Wie schon oben dargelegt, genügt es für die Einleitung des Finanzstrafverfahrens, wenn gegen den Verdächtigen genügende Verdachtsgründe vorliegen, die die Annahme rechtfertigen, dass er als Täter eines Finanzvergehens in Frage kommt.

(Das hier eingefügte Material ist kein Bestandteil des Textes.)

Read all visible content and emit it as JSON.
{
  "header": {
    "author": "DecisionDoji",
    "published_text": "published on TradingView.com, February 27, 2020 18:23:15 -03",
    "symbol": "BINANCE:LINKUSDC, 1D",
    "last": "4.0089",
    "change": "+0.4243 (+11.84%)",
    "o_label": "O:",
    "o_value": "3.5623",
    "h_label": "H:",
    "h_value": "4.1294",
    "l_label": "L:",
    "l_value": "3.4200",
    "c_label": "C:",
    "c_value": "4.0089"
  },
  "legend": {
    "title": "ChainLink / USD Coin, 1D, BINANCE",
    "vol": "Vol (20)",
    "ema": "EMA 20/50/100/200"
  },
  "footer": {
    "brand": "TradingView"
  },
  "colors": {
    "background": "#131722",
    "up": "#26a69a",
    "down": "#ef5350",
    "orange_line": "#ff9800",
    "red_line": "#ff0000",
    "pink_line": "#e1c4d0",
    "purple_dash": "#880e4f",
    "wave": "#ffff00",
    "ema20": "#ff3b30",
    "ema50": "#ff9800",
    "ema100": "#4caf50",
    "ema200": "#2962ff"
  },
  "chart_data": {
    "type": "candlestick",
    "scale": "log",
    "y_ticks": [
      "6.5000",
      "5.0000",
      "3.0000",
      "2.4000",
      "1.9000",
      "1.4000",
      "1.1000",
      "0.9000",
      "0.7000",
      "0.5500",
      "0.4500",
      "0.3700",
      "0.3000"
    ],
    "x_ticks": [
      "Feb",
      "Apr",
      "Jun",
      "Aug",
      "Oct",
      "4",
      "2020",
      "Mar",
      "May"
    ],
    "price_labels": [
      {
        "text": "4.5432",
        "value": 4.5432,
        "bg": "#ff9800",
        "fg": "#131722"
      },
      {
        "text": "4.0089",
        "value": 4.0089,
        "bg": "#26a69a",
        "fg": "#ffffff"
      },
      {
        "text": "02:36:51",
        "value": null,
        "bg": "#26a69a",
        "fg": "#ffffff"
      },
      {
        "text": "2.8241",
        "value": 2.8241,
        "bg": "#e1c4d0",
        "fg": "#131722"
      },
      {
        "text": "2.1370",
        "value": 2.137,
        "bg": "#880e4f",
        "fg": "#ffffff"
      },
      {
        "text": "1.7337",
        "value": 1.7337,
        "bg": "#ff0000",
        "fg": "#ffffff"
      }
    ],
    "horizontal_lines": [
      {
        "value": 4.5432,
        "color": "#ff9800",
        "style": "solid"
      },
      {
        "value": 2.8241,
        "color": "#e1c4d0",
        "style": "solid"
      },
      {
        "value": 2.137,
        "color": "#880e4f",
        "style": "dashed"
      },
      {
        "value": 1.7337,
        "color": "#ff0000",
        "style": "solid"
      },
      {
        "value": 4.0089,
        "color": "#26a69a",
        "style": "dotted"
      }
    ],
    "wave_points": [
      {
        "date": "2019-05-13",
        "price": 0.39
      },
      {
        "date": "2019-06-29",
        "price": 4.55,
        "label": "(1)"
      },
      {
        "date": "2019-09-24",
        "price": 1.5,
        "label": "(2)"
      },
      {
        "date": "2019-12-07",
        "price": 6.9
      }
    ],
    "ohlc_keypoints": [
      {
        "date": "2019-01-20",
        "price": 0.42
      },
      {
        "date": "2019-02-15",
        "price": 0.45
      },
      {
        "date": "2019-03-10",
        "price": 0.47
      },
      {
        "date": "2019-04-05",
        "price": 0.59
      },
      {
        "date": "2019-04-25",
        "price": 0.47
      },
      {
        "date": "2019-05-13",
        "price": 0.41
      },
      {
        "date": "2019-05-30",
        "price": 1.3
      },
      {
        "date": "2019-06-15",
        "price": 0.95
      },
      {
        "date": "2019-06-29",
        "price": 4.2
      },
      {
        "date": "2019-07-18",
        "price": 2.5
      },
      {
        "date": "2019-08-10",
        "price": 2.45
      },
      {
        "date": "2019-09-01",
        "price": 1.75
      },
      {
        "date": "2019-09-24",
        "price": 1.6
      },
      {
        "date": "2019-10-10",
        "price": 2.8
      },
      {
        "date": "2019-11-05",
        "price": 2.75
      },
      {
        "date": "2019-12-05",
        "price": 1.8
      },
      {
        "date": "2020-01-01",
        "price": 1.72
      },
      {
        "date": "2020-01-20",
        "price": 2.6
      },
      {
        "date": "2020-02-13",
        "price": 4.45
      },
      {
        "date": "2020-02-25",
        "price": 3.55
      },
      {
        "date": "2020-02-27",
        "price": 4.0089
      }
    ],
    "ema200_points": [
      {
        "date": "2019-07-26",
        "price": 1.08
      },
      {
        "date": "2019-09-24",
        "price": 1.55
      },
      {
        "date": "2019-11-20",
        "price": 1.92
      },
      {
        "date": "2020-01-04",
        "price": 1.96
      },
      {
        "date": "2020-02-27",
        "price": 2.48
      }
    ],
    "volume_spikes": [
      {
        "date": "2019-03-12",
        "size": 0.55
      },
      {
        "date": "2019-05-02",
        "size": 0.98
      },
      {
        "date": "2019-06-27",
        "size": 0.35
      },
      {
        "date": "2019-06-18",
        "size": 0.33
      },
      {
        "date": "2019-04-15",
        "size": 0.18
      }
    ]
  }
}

Ob der Verdacht, der Bf. hätte das ihm zur Last gelegte Finanzvergehen der vorsätzlichen Abgabenhehlerei und des versuchten vorsätzlichen Eingriffs in die Rechte des Tabakmonopols nach §§ 37 Abs. 1 lit. a, 44 Abs. 1 lit. a im zur Last gelegten Umfang (Anzahl der anzulastenden Zigaretten) tatsächlich begangen, führen wird, ist dem Ergebnis des fortzusetzenden Untersuchungsverfahrens nach §§ 115 ff. FinStrG und dem Straferkenntnis bzw. einer eventuellen Strafverfügung gemäß § 143 FinStrG vorbehalten.

Da der genannte Bescheid aus all den dargelegten Gründen zu Recht erging, war sohin wie im Spruch zu entscheiden.

Es war daher spruchgemäß zu entscheiden.